Exploring that subject at length would require more than a blog post. We would have to discuss Holmes's many sarcastic sallies, usually aimed at Watson and occasionally at Scotland Yard. And we couldn't ignore Watson's display of "a certain pawky humour" in the beginning of The Valley of Fear.
For a quick look at the topic, let's turn to "His Last Bow." I always think of that story on Aug. 2, which was yesterday. In very few Holmes stories is the date so prominent, for it begins (as I'm sure you remember):
"It was nine o'clock at night upon the second of August, the most terrible August in the history of the world." That's an ominous start for a story that is, at its heart, quite serious. But it also contains some great tongue-in-cheek lines:
- "He seems to have declared war on the King's English as well as on the English King."
- "Might I trouble you to open the window, for chloroform vapour does not help the palate."

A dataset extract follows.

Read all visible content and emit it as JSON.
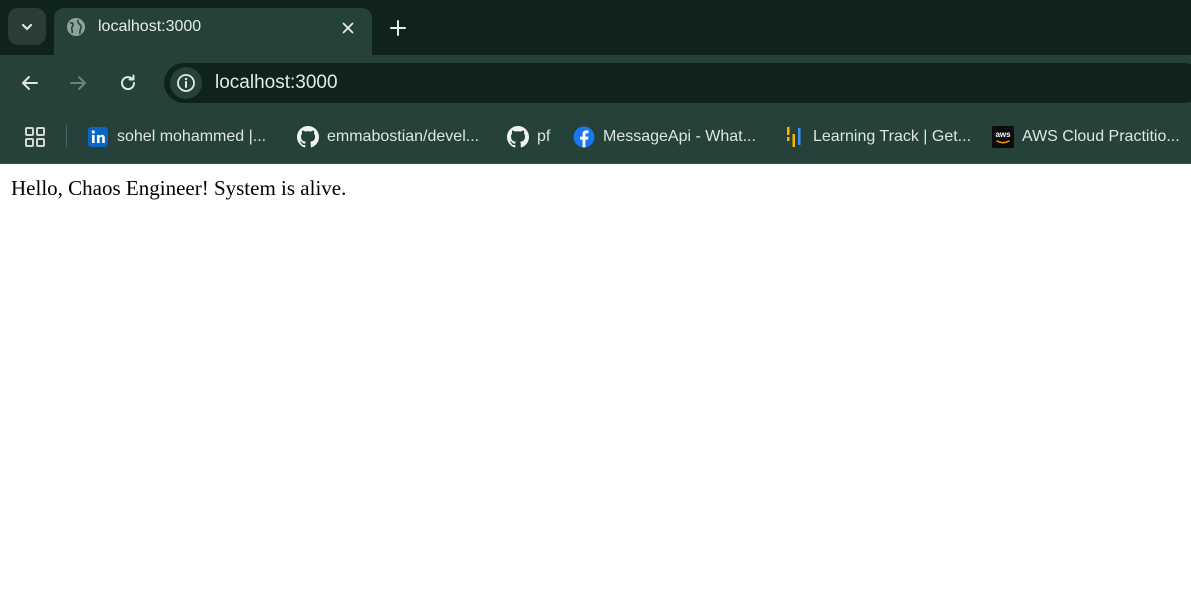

- "It would brighten my declining years to see a German cruiser navigating the Solent according to the mine-field plans which I have furnished."

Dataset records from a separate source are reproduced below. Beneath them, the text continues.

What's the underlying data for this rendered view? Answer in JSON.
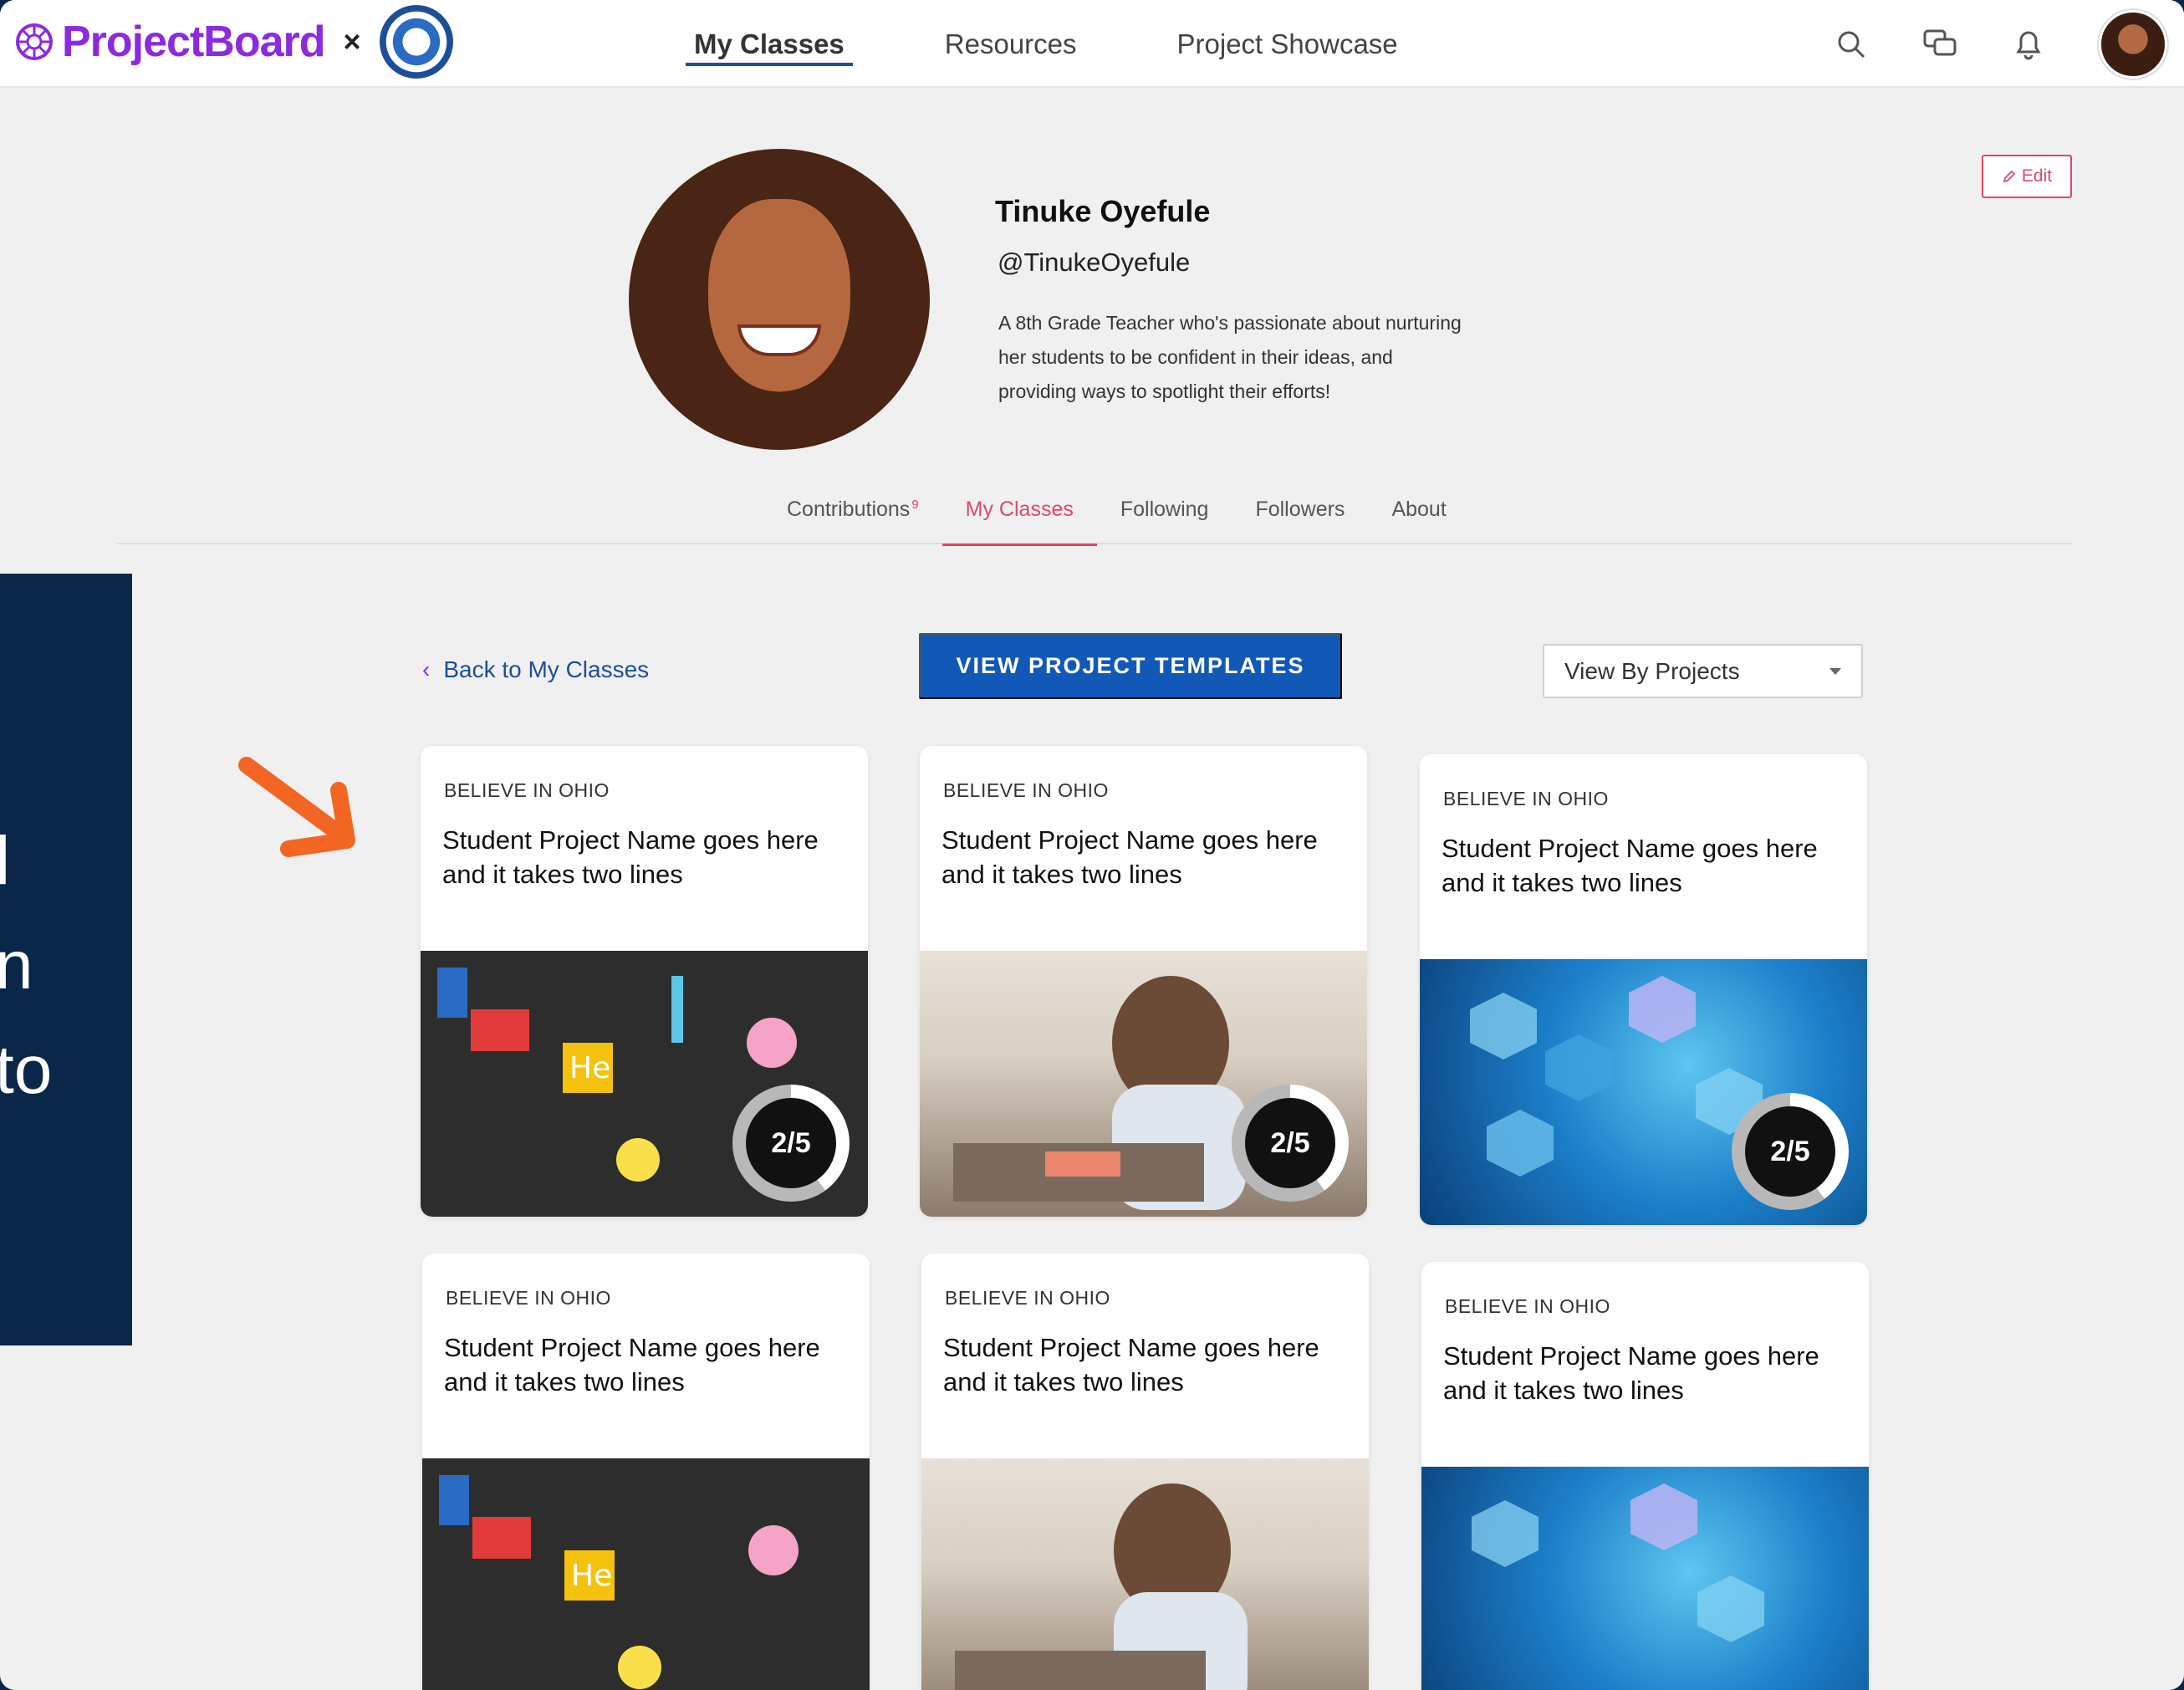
{
  "brand": {
    "name": "ProjectBoard",
    "separator": "×"
  },
  "nav": {
    "links": [
      {
        "label": "My Classes",
        "active": true
      },
      {
        "label": "Resources",
        "active": false
      },
      {
        "label": "Project Showcase",
        "active": false
      }
    ],
    "icons": [
      "search-icon",
      "chat-icon",
      "bell-icon"
    ]
  },
  "profile": {
    "name": "Tinuke Oyefule",
    "handle": "@TinukeOyefule",
    "bio": [
      "A 8th Grade Teacher who's passionate about nurturing",
      "her students to be confident in their ideas, and",
      "providing ways to spotlight their efforts!"
    ],
    "edit_label": "Edit"
  },
  "tabs": [
    {
      "label": "Contributions",
      "badge": "9",
      "active": false
    },
    {
      "label": "My Classes",
      "badge": "",
      "active": true
    },
    {
      "label": "Following",
      "badge": "",
      "active": false
    },
    {
      "label": "Followers",
      "badge": "",
      "active": false
    },
    {
      "label": "About",
      "badge": "",
      "active": false
    }
  ],
  "controls": {
    "back_label": "Back to My Classes",
    "templates_label": "VIEW PROJECT TEMPLATES",
    "view_select": "View By Projects"
  },
  "cards": [
    {
      "category": "BELIEVE IN OHIO",
      "title": "Student Project Name goes here and it takes two lines",
      "progress": "2/5",
      "image": "science-icons"
    },
    {
      "category": "BELIEVE IN OHIO",
      "title": "Student Project Name goes here and it takes two lines",
      "progress": "2/5",
      "image": "girl-soldering"
    },
    {
      "category": "BELIEVE IN OHIO",
      "title": "Student Project Name goes here and it takes two lines",
      "progress": "2/5",
      "image": "blue-hexagons"
    },
    {
      "category": "BELIEVE IN OHIO",
      "title": "Student Project Name goes here and it takes two lines",
      "progress": "",
      "image": "science-icons"
    },
    {
      "category": "BELIEVE IN OHIO",
      "title": "Student Project Name goes here and it takes two lines",
      "progress": "",
      "image": "girl-soldering"
    },
    {
      "category": "BELIEVE IN OHIO",
      "title": "Student Project Name goes here and it takes two lines",
      "progress": "",
      "image": "blue-hexagons"
    }
  ],
  "side_panel": {
    "lines": [
      "l",
      "n",
      "to"
    ]
  },
  "colors": {
    "brand": "#8a2be2",
    "accent": "#e0476a",
    "primary": "#1259b7",
    "panel": "#0a2648",
    "arrow": "#f26522"
  }
}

- "These are the sacrifices one makes for one's country, Watson," said Holmes, pulling at his little tuft (a goatee).
- "Though unmusical, German is the most expressive of all languages."
- "You are a private individual. You have no warrant for my arrest. The whole proceeding is absolutely illegal and outrageous.""Absolutely," said Holmes. "Kidnapping a German subject." "And stealing his private papers." (Here Holmes proudly adds to the charges against himself!)
- "There's an East Wind coming, Watson." "I think not, Holmes. It is very warm." "Good old, Watson! You are the one fixed point in a changing age."